NEW YORK - Oil prices fell yesterday after a government report showed higher-than-expected gasoline and crude-oil inventories and an improvement in refinery use last week.
News that protests had ended at an oil facility in Nigeria also pressured prices.
The Energy Information Administration said crude-oil supplies rose 1 million barrels last week, twice what analysts had forecast, to 342.2 million barrels.
Gasoline stocks increased 1.7 million barrels to 195.2 million barrels, above analysts' expectations of a 900,000-barrel gain, but still well below the lower end of average for this time of year.
Light, sweet crude for June delivery fell 62 cents to settle yesterday at $62.55 a barrel on the New York Mercantile Exchange after falling as low as $61.90 during the session. The contract rose Tuesday after news that protests in Nigeria were cutting oil production 170,000 barrels a day.
Gasoline futures, however, edged up 3.54 cents to settle at $2.3370 a gallon as concerns over U.S. gasoline supplies still lingered in the market.
"These are basically constructive numbers, seeing builds in inventories across the board," said Tim Evans, an energy analyst at Citigroup Global Markets Holdings Inc. "We're climbing out of a deep hole, but we still have 5.6 percent less gasoline than a year ago, so it's not clear that we're out of the woods yet."
An unprecedented number of refinery outages this spring have pulled down U.S. gasoline supplies the last three months, and scattered reports of minor refinery outages continue to boost prices.
The energy agency reported that refinery use rose half a percentage point to 89.5 percent of capacity last week. That was still lower than the average of 91 percent to 92 percent for this time of year, said James Cordier, an analyst at Liberty Trading Group, of Tampa, Fla.
Gasoline production also rose to an average of 9.1 million barrels a day, the report said.

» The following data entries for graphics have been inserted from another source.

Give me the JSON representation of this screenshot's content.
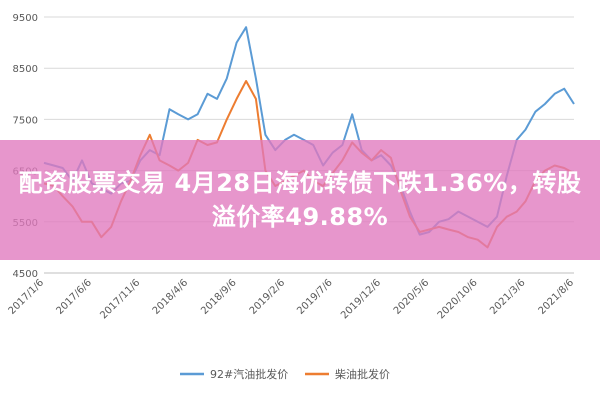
{
  "headline": {
    "line1": "配资股票交易 4月28日海优转债下跌1.36%，转股",
    "line2": "溢价率49.88%"
  },
  "chart_data": {
    "type": "line",
    "title": "",
    "xlabel": "",
    "ylabel": "",
    "ylim": [
      4500,
      9500
    ],
    "yticks": [
      4500,
      5500,
      6500,
      7500,
      8500,
      9500
    ],
    "xlim": [
      "2017-01-06",
      "2021-08-06"
    ],
    "xticks": [
      "2017/1/6",
      "2017/6/6",
      "2017/11/6",
      "2018/4/6",
      "2018/9/6",
      "2019/2/6",
      "2019/7/6",
      "2019/12/6",
      "2020/5/6",
      "2020/10/6",
      "2021/3/6",
      "2021/8/6"
    ],
    "grid": "horizontal",
    "legend": "bottom",
    "series": [
      {
        "name": "92#汽油批发价",
        "color": "#5b9bd5",
        "points": [
          [
            "2017-01-06",
            6650
          ],
          [
            "2017-02-06",
            6600
          ],
          [
            "2017-03-06",
            6550
          ],
          [
            "2017-04-06",
            6300
          ],
          [
            "2017-05-06",
            6700
          ],
          [
            "2017-06-06",
            6250
          ],
          [
            "2017-07-06",
            6150
          ],
          [
            "2017-08-06",
            6050
          ],
          [
            "2017-09-06",
            6250
          ],
          [
            "2017-10-06",
            6300
          ],
          [
            "2017-11-06",
            6700
          ],
          [
            "2017-12-06",
            6900
          ],
          [
            "2018-01-06",
            6800
          ],
          [
            "2018-02-06",
            7700
          ],
          [
            "2018-03-06",
            7600
          ],
          [
            "2018-04-06",
            7500
          ],
          [
            "2018-05-06",
            7600
          ],
          [
            "2018-06-06",
            8000
          ],
          [
            "2018-07-06",
            7900
          ],
          [
            "2018-08-06",
            8300
          ],
          [
            "2018-09-06",
            9000
          ],
          [
            "2018-10-06",
            9300
          ],
          [
            "2018-11-06",
            8300
          ],
          [
            "2018-12-06",
            7200
          ],
          [
            "2019-01-06",
            6900
          ],
          [
            "2019-02-06",
            7100
          ],
          [
            "2019-03-06",
            7200
          ],
          [
            "2019-04-06",
            7100
          ],
          [
            "2019-05-06",
            7000
          ],
          [
            "2019-06-06",
            6600
          ],
          [
            "2019-07-06",
            6850
          ],
          [
            "2019-08-06",
            7000
          ],
          [
            "2019-09-06",
            7600
          ],
          [
            "2019-10-06",
            6900
          ],
          [
            "2019-11-06",
            6700
          ],
          [
            "2019-12-06",
            6800
          ],
          [
            "2020-01-06",
            6600
          ],
          [
            "2020-02-06",
            6200
          ],
          [
            "2020-03-06",
            5700
          ],
          [
            "2020-04-06",
            5250
          ],
          [
            "2020-05-06",
            5300
          ],
          [
            "2020-06-06",
            5500
          ],
          [
            "2020-07-06",
            5550
          ],
          [
            "2020-08-06",
            5700
          ],
          [
            "2020-09-06",
            5600
          ],
          [
            "2020-10-06",
            5500
          ],
          [
            "2020-11-06",
            5400
          ],
          [
            "2020-12-06",
            5600
          ],
          [
            "2021-01-06",
            6400
          ],
          [
            "2021-02-06",
            7100
          ],
          [
            "2021-03-06",
            7300
          ],
          [
            "2021-04-06",
            7650
          ],
          [
            "2021-05-06",
            7800
          ],
          [
            "2021-06-06",
            8000
          ],
          [
            "2021-07-06",
            8100
          ],
          [
            "2021-08-06",
            7800
          ]
        ]
      },
      {
        "name": "柴油批发价",
        "color": "#ed7d31",
        "points": [
          [
            "2017-01-06",
            6250
          ],
          [
            "2017-02-06",
            6200
          ],
          [
            "2017-03-06",
            6000
          ],
          [
            "2017-04-06",
            5800
          ],
          [
            "2017-05-06",
            5500
          ],
          [
            "2017-06-06",
            5500
          ],
          [
            "2017-07-06",
            5200
          ],
          [
            "2017-08-06",
            5400
          ],
          [
            "2017-09-06",
            5900
          ],
          [
            "2017-10-06",
            6300
          ],
          [
            "2017-11-06",
            6800
          ],
          [
            "2017-12-06",
            7200
          ],
          [
            "2018-01-06",
            6700
          ],
          [
            "2018-02-06",
            6600
          ],
          [
            "2018-03-06",
            6500
          ],
          [
            "2018-04-06",
            6650
          ],
          [
            "2018-05-06",
            7100
          ],
          [
            "2018-06-06",
            7000
          ],
          [
            "2018-07-06",
            7050
          ],
          [
            "2018-08-06",
            7500
          ],
          [
            "2018-09-06",
            7900
          ],
          [
            "2018-10-06",
            8250
          ],
          [
            "2018-11-06",
            7900
          ],
          [
            "2018-12-06",
            6500
          ],
          [
            "2019-01-06",
            6200
          ],
          [
            "2019-02-06",
            6300
          ],
          [
            "2019-03-06",
            6400
          ],
          [
            "2019-04-06",
            6500
          ],
          [
            "2019-05-06",
            6300
          ],
          [
            "2019-06-06",
            6200
          ],
          [
            "2019-07-06",
            6450
          ],
          [
            "2019-08-06",
            6700
          ],
          [
            "2019-09-06",
            7050
          ],
          [
            "2019-10-06",
            6850
          ],
          [
            "2019-11-06",
            6700
          ],
          [
            "2019-12-06",
            6900
          ],
          [
            "2020-01-06",
            6750
          ],
          [
            "2020-02-06",
            6100
          ],
          [
            "2020-03-06",
            5600
          ],
          [
            "2020-04-06",
            5300
          ],
          [
            "2020-05-06",
            5350
          ],
          [
            "2020-06-06",
            5400
          ],
          [
            "2020-07-06",
            5350
          ],
          [
            "2020-08-06",
            5300
          ],
          [
            "2020-09-06",
            5200
          ],
          [
            "2020-10-06",
            5150
          ],
          [
            "2020-11-06",
            5000
          ],
          [
            "2020-12-06",
            5400
          ],
          [
            "2021-01-06",
            5600
          ],
          [
            "2021-02-06",
            5700
          ],
          [
            "2021-03-06",
            5900
          ],
          [
            "2021-04-06",
            6300
          ],
          [
            "2021-05-06",
            6500
          ],
          [
            "2021-06-06",
            6600
          ],
          [
            "2021-07-06",
            6550
          ],
          [
            "2021-08-06",
            6450
          ]
        ]
      }
    ]
  }
}
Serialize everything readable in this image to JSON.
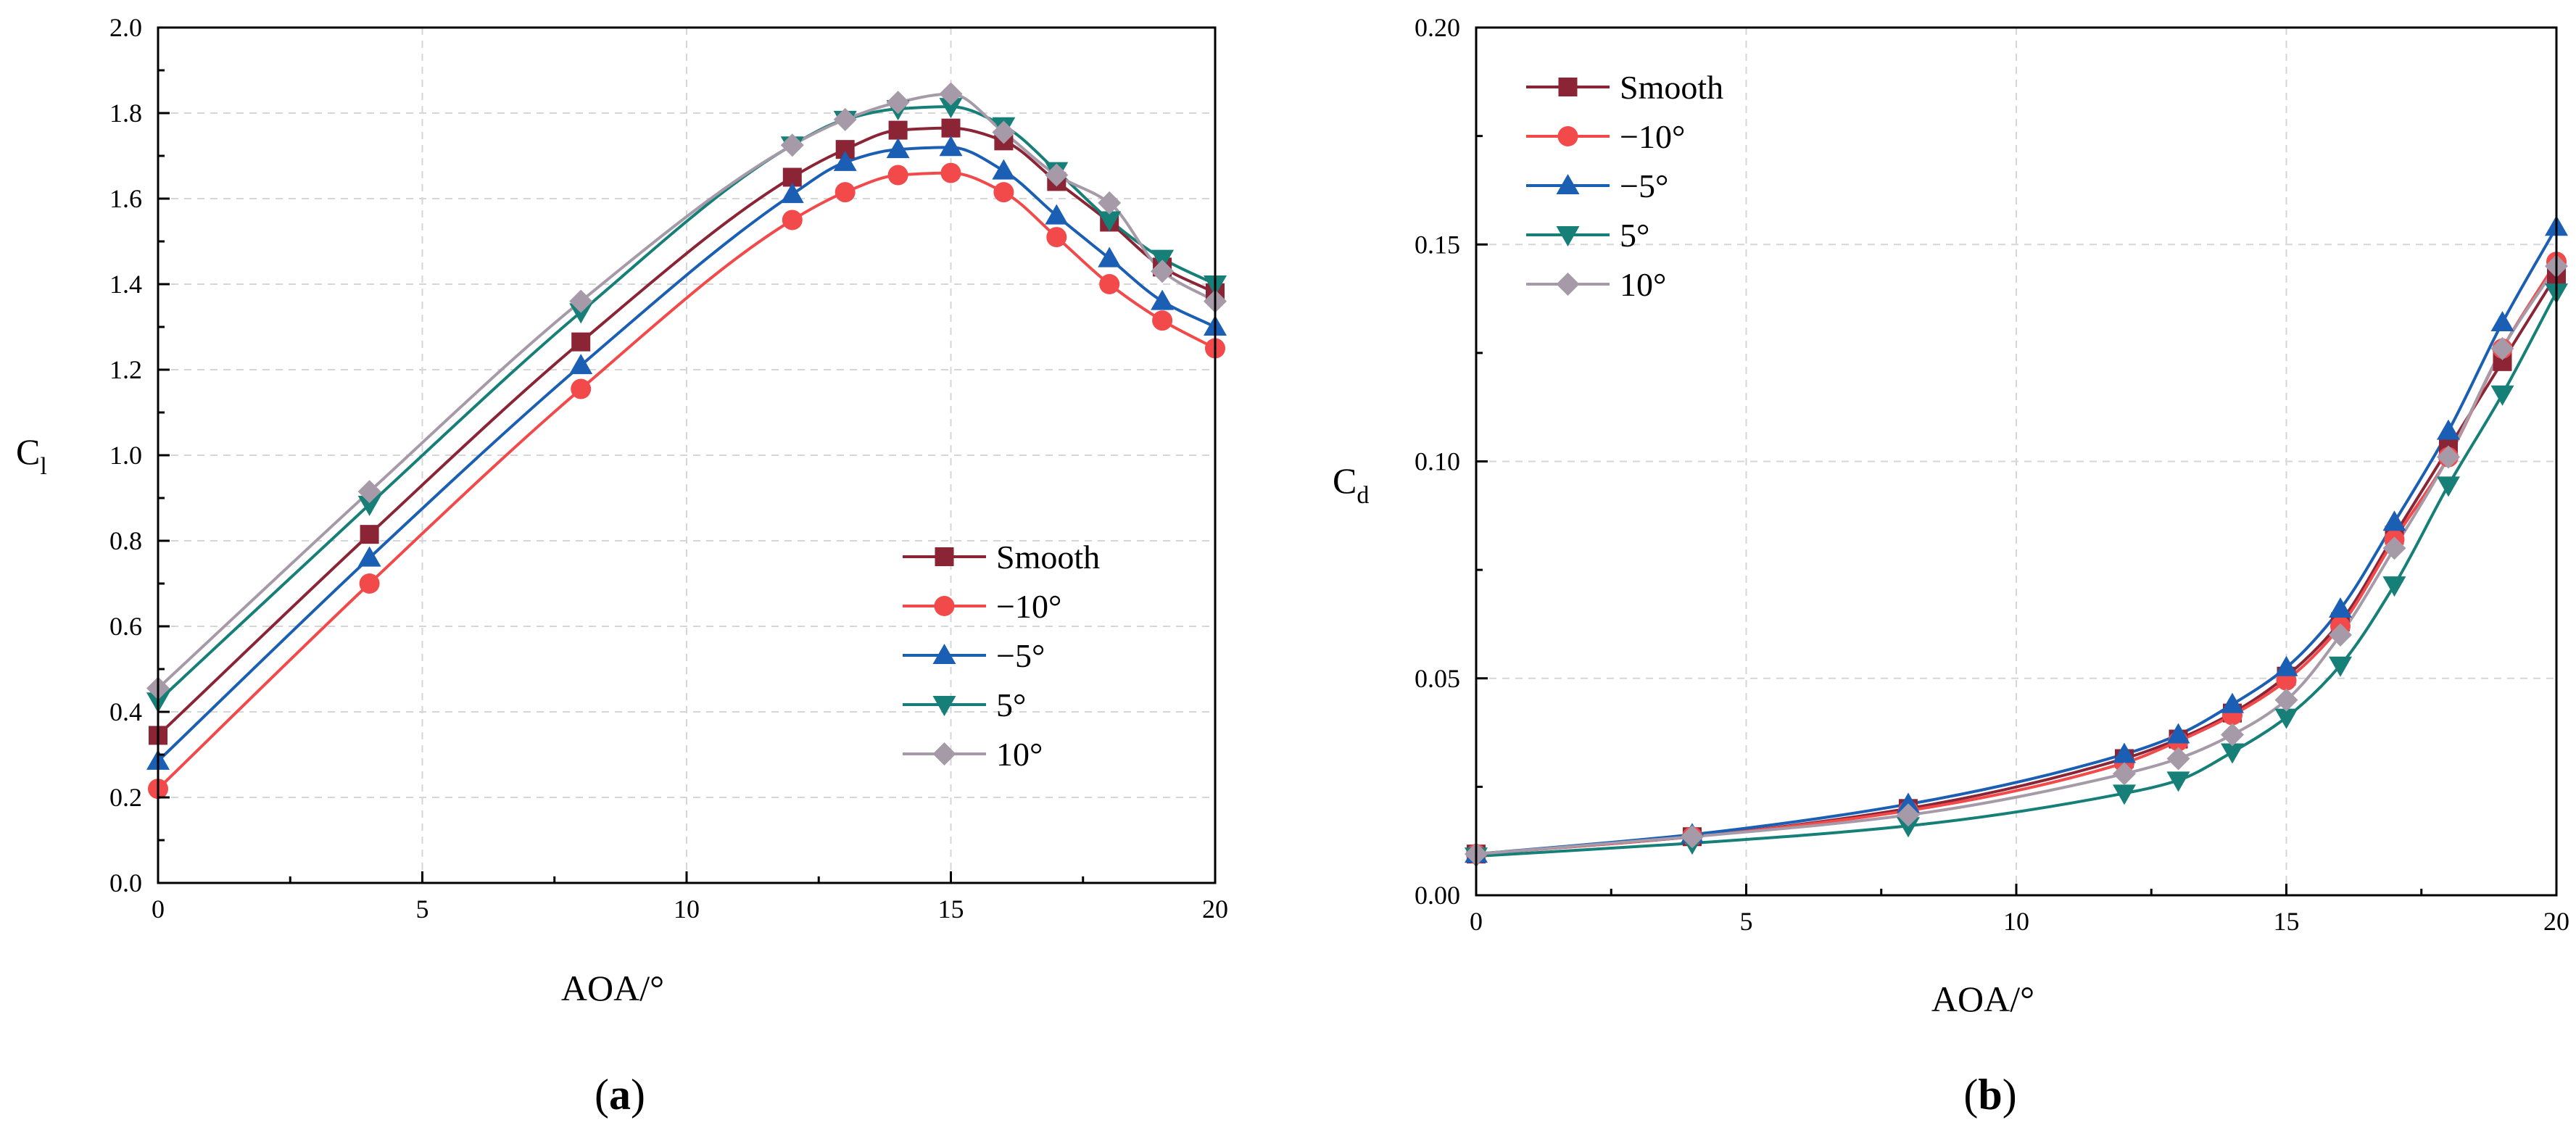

Unrest in Nigeria, Africa's largest oil exporter and a major supplier to the United States, also has supported oil futures recently, although protesters yesterday abandoned a Royal Dutch Shell P.L.C. oil facility they had occupied in Ogoniland for nearly a week.
The attack was the latest incident in a series of bombings, kidnappings and protests that have slashed production by nearly one million barrels a day in Nigeria, representing about one-third of its total capacity.